Progeny
C.L. Butler
I feel the pain of my ancestors,
sewn deep within my roots.
finely tied, like cornrows.
a warrior’s hairdo. you call it fashion.
I keep rubbing my eyes,
thinking I can wake up
From this nightmare,
a tale of generational trauma
My American horror story,
Filled with villains on smartphones
No cut scenes, no Hollywood studios
Death on camera, murderers, badges.
Black lives, vanishing in flashes
These struggles are pre technology
Pre industry, pre American equality
They go all the way back to the Middle Passage
Where we would soon be greeted
by owners, thieves, and assassins
Then upon freedom they incarcerated us
by the masses, herding us with a fiery passion
Across the nation, from Philly to Calabasas
Complete devastation, helicopter crashes
Next up was a pandemic to match it.
with America’s glass ceiling cracking the fastest
The heat is turned up, don’t you feel it blastin’?

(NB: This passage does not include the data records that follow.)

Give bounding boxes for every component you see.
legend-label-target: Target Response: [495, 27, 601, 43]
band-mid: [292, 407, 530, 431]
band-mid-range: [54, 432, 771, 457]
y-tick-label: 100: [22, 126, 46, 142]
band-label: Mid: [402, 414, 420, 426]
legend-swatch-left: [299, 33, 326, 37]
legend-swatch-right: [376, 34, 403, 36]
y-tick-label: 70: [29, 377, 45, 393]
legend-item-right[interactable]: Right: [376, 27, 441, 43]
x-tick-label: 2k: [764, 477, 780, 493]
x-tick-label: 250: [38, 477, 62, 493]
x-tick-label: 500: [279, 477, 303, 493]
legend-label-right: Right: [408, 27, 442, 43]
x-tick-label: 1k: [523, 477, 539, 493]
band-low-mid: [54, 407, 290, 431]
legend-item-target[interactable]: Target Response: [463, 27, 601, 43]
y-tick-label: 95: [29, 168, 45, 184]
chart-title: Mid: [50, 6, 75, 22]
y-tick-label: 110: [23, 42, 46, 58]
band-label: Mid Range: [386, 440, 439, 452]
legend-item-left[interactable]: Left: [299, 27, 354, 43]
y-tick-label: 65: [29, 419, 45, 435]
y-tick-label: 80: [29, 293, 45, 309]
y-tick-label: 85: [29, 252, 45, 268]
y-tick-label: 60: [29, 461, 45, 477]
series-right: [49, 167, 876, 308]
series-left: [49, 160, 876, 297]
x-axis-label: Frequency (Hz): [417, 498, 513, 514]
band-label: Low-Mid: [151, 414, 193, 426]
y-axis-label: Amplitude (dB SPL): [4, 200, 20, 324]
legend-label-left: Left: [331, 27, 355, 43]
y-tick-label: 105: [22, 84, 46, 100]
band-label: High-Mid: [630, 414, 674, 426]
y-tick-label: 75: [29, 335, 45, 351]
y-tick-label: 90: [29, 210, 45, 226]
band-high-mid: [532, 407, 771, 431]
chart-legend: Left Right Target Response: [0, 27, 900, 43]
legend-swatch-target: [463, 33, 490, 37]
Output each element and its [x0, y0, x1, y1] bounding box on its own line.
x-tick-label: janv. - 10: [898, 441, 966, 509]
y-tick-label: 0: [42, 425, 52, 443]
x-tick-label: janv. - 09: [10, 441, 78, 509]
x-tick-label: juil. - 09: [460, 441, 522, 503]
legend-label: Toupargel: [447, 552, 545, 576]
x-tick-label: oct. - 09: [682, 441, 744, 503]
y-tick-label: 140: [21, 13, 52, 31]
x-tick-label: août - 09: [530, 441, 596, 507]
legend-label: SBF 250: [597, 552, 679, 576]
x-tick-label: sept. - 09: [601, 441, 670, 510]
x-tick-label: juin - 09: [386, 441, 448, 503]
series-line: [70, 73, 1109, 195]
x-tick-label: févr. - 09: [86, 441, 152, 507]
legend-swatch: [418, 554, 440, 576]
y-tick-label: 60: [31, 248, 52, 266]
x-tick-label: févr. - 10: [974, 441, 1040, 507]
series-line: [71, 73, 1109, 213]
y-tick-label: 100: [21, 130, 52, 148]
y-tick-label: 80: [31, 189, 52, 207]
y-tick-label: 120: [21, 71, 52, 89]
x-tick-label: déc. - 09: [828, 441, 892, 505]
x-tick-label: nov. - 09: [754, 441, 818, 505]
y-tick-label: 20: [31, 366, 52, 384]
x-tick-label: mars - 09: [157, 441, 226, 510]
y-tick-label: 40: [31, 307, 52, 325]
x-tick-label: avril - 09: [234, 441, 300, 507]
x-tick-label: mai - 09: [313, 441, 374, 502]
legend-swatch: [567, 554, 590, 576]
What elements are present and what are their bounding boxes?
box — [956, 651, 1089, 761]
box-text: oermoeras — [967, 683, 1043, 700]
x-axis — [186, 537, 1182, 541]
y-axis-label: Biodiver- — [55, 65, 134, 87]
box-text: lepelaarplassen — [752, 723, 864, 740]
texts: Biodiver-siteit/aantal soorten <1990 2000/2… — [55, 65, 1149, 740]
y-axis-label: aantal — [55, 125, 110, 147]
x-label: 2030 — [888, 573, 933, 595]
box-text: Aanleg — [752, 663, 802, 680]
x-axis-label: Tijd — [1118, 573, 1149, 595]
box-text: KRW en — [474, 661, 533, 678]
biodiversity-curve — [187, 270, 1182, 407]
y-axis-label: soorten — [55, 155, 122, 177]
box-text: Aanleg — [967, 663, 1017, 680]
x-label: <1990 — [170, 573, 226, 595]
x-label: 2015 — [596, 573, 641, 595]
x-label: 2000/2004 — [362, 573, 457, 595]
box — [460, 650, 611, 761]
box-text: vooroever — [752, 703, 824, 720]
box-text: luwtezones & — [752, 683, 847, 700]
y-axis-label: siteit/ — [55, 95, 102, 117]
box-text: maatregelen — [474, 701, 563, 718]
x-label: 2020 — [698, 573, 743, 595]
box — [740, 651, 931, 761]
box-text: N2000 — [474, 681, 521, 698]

In other words we can’t let this moment pass us
Cuz society may revert to the ways of the ruthless
So when it comes to the movement, it’s like music
I’ll be a metronome, I’ll stay in tune with it
Listen to the melody of our cries,
Feel our treble, from the harmony of our spirit
we built America from ashes to brilliance
On cotton fields, from bread crumbs to billions
Listen up, We are the progeny of the resilient.
C.L. Butler is an African American and Dutch writer, historian, and entrepreneur from Philadelphia, based in Houston, TX. In 2017, his poem Laissez Faire was published by The Bayou Review. He has spent most of his career working in sports and art administration but now has fully dedicated himself to writing full time.